CSA has also given no indication of whether the process to appoint a new coach has moved forward since it appointed a five-person panel in May to recommend the next coach, who will be in charge for the next two years.

While Domingo confirmed he had not yet given any thought to what he might do if he did not continue as national coach, he was willing to reflect on the four major tournaments - the 2014 and 2016 World T20, 2015 World Cup and 2017 Champions Trophy - he has overseen.

"We've come so close on so many occasions, and it's just disappointing that we didn't give ourselves the best chance here," Domingo said. "The players are bitterly disappointed. I can tell you it's not through lack of trying or lack of effort or commitment. Someone told me that India didn't field at all for the last couple of days (before our match), we try and field as much as we can. So it's not through lack of effort. I'm just bitterly disappointed for the players. They've played some great cricket this year and sometimes life can be unfair. But you've got to make your own luck as well."
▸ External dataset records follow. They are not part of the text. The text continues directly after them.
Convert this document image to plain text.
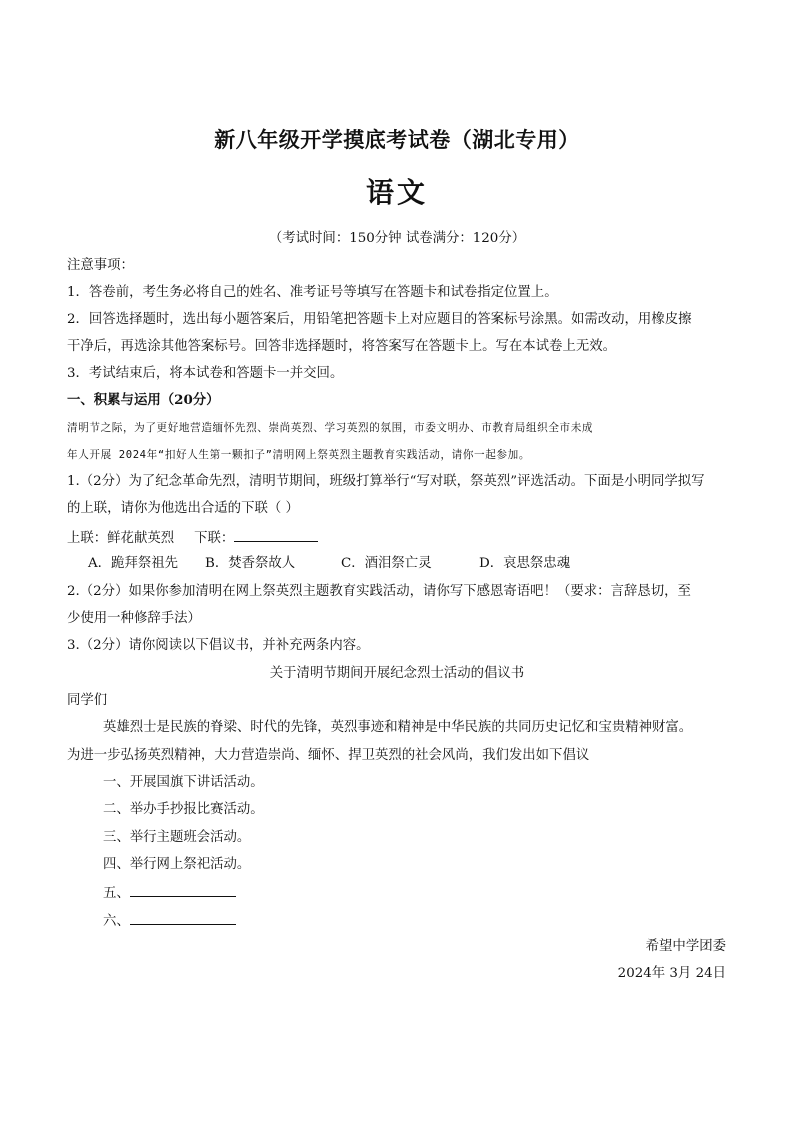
新八年级开学摸底考试卷（湖北专用）
语文
（考试时间：150分钟 试卷满分：120分）
注意事项：
1．答卷前，考生务必将自己的姓名、准考证号等填写在答题卡和试卷指定位置上。
2．回答选择题时，选出每小题答案后，用铅笔把答题卡上对应题目的答案标号涂黑。如需改动，用橡皮擦
干净后，再选涂其他答案标号。回答非选择题时，将答案写在答题卡上。写在本试卷上无效。
3．考试结束后，将本试卷和答题卡一并交回。
一、积累与运用（20分）
清明节之际，为了更好地营造缅怀先烈、崇尚英烈、学习英烈的氛围，市委文明办、市教育局组织全市未成
年人开展 2024年“扣好人生第一颗扣子”清明网上祭英烈主题教育实践活动，请你一起参加。
1.（2分）为了纪念革命先烈，清明节期间，班级打算举行“写对联，祭英烈”评选活动。下面是小明同学拟写
的上联，请你为他选出合适的下联（ ）
上联：鲜花献英烈 下联：
A．跪拜祭祖先 B．焚香祭故人	C．酒泪祭亡灵	D．哀思祭忠魂
2.（2分）如果你参加清明在网上祭英烈主题教育实践活动，请你写下感恩寄语吧！（要求：言辞恳切，至
少使用一种修辞手法）
3.（2分）请你阅读以下倡议书，并补充两条内容。
关于清明节期间开展纪念烈士活动的倡议书
同学们
英雄烈士是民族的脊梁、时代的先锋，英烈事迹和精神是中华民族的共同历史记忆和宝贵精神财富。
为进一步弘扬英烈精神，大力营造崇尚、缅怀、捍卫英烈的社会风尚，我们发出如下倡议
一、开展国旗下讲话活动。
二、举办手抄报比赛活动。
三、举行主题班会活动。
四、举行网上祭祀活动。
五、
六、
希望中学团委
2024年 3月 24日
Like his captain, AB de Villiers, Domingo admitted not being able to pinpoint exactly what had gone wrong for South Africa or what needs to be done to change their fortunes. "You just need to play well on the day, that's the bottom line. There's no magic wand or injection that you're going to give guys," he said. "Guys just need to make the best decision on the day and do what they've done prior to those particular games. We haven't done that. We've played great cricket over the last year and Sunday was probably our worst game. We didn't do the basics well enough and that's what you need to do in these games."

While Domingo did not directly accept responsibility for the team's inability to do those things, he indicated that management had done all they can and then some, to no avail. "We've had two bad games here, it doesn't make the side a bad side," he said. "There are always going to be questions asked until the side wins an event, wins these knock-out games, wins these big games, and rightly so. But there's no magic wand. A lot of things have been tried, a lot of things have been discussed. A lot of people have been involved and unfortunately the results at the moment are still the same."

South Africa did not employ any specific special methods for this event - no extreme sports adventures a la 2012 when they went mountaineering with Mike Horn, no foreign consultants like Mike Hussey, who was with them at the 2015 World Cup - but entered this tournament on the back of form and on an upward curve. Still, they remain at a loss to explain how things went so wrong and the only consolation they can offer fans is that they will keep at it.

"You keep trying, that's the bottom line. You can't give up," Domingo said. "The side's got to go away and reassess, think about it, and start moving forward again."

In the post-mortem, Domingo cautioned against any impulsive reactions and urged the administrators to wait for the dust to settle before deciding if heads, perhaps even his own, will roll. "Players need to go away and think about it for a couple of days. Never good to make decisions when emotions are high, so once things have calmed down I suppose people need to sit down and think of a way forward once again. Take it from there. Now is not the time," Domingo said.